Mali declares state of emergency

A 30-day state of emergency has been declared by President Ibrahim Boubacar Keita after the attack.

FILE: Malian troops take position outside the Radisson Blu hotel in Bamako on 20 November, 2015. Gunmen went on a shooting rampage at the luxury hotel in Mali's capital Bamako, seizing 170 guests and staff in an ongoing hostage-taking that has left at least three people dead. Picture: AFP.

JOHANNESBURG - The Mali government has declared a state of emergency after the attack on the Radisson Blu Hotel in Bamako.

Mali security forces have confirmed that 19 people were killed in the siege and two militants were also shot dead yesterday.

French and US forces stormed the building and rescued about 170 people, many of them foreigners.

Seven people were also wounded in the attack, which has been claimed by a jihadist group working with al-Qaeda.

CNN's Robyn Kriel reported that, "Boko Haram pledged allegiance to Isis earlier this year, becoming Isis' largest affiliate. At the time, the Nigerian based terror group consisted of roughly 6,000 fighters and controlled up to 20,000 kilometres of northeastern Nigeria. Northern Mali has however been traditionally an al-Qaeda stronghold."

Survivors have recounted harrowing tails of how the gunmen moved from floor to floor shooting everyone in sight.

This man, an employee at the hotel, tried to save some of the guests.

"When these people attacked I did not have the time to get close to them. It was hard for me to move around, they started shooting at everybody without asking a single question. They were shooting at anything that moved."

The assault is the latest in a series of deadly raids this year on high-profile targets in Mali, which has battled Islamist rebels based in its desert north for years.

At the same time, US President Barack Obama says the attack only strengthens the resolve of the US to destroy terror groups.

One of the victims was an American, prompting Obama to say the action by an al-Qaeda offshoot stiffens the superpower's resolve to fight terrorism.

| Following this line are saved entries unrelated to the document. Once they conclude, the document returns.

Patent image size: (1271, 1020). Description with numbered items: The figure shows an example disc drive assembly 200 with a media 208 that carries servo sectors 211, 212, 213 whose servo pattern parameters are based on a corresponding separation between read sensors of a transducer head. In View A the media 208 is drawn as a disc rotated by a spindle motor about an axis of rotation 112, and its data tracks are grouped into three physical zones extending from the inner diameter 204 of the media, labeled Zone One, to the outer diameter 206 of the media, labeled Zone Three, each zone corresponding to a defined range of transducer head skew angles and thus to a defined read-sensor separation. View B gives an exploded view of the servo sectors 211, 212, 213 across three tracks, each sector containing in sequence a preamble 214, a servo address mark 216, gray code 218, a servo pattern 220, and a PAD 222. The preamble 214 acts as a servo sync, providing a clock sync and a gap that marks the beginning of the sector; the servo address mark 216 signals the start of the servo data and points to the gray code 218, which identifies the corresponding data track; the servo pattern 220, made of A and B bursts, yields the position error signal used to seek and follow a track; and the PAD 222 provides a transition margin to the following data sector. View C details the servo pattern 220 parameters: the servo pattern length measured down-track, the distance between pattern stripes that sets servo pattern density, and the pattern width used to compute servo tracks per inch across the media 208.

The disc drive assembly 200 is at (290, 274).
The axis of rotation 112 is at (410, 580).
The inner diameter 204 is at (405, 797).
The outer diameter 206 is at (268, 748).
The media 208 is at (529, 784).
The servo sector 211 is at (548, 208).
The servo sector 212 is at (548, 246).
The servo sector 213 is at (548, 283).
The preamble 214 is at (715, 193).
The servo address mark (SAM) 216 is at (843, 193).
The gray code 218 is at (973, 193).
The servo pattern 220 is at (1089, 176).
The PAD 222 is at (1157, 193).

UN troops helping the rescue operation found bodies in the basement and on the second floor of the Radisson hotel.

A 30-day state of emergency has been declared by President Ibrahim Boubacar Keita who cut short a visit to Chad to deal with the emergency.

Both gunmen, who stormed into the hotel early on Friday shouting Allahu Akbar, taking 170 hostages, were killed by Malian commandos aided by US and French Special Forces.

A Belgian and a Canadian were also among those killed.

German, French, Turkish, Chinese and Indian nationals were among the rescued.


The Department of International Relations and Cooperation (Dirco) has condemned the attack on the Radisson Blu Hotel.

The department says it is working with officials in Mali to safeguard South Africans in that country adding that any citizens in that country should contact the embassy.

Department's spokesperson Clayson Monyela says the use of force and intimidation to address political disagreements can never be condoned.

"We would like to condemn in the strongest possible terms the recent attack in Bamako that claimed many innocent lives. We don't believe that there's any space for terrorism to be allowed in our society; we reject terrorism."